A few years ago, I began writing for the first time. Now, I had written a few things before, and had been told by a college English professor that my style of writing was too imaginative. I'm not exactly sure what he meant by that, but as you can understand, I was quite bothered for it.

After college I grew up. I started my career in the video business. Not so much because I wanted to, but because I had to. Movies had always been everything in my life, and when the teaching profession began to fail, I turned to video. It was while I was employed at this mom and pop video joint, and managing the place, that I met Meighan.

I based my first true writing attempt, outside of poetry and song writing, on how I met her. After all, the circumstances and the comedic potential were too good to be true. Meighan has half a brain. I know, it's really not that funny. As a child, she had a few problems and the doctors performed some unprecedented surgery on her. They took out a good chunk of her brain.

As I bragged to my partners in crime, the various friends I had around the video store, I soon found out about this. I was scared to death. I had essentially set myself up on a blind date with this girl with half a brain. I had never even had a conversation with her. Was she stupid? What was in her head? These were things I had to find out and explored with The Other Half of Me.

I elaborated on the entire concept of a girl with half a brain and wrote the screenplay around my fears. Mainly, I wrote of complications that may or may not arise in a girl with half a brain. Seizures. The thought of these scared the hell out of me, until one night it happened.

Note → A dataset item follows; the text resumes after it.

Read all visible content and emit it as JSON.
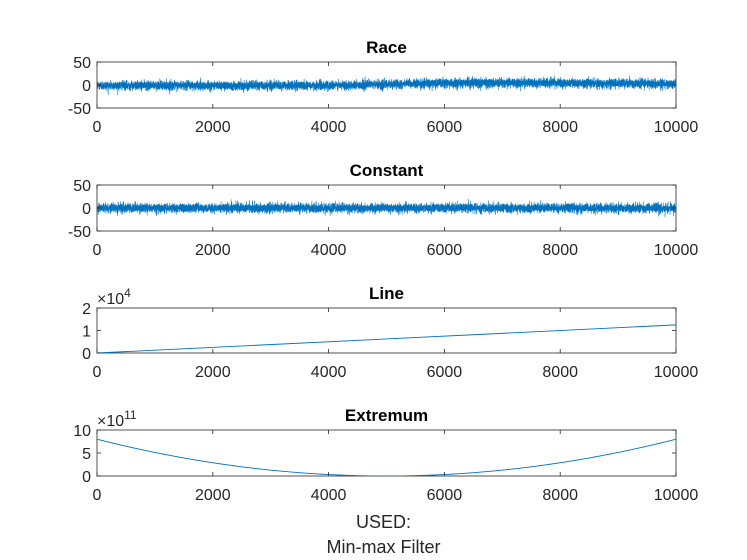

Meighan had a seizure while sleeping. She was choking. She was screaming. She was scared. When she came out of it, she was in a world all of her own. She was frightened of the cat. She had forgotten the name of her childhood teddy bear. She couldn't count, nor recite the alphabet. I was genuinely scared for the first time in my life.

When I began to film The Other Half of Me, I took all of this in. I memorized every aspect of that night. I put it into the script. I put it on screen. Those moments of the film are genuinely scary. And I am proud of that. I truly captured the fear I was going through.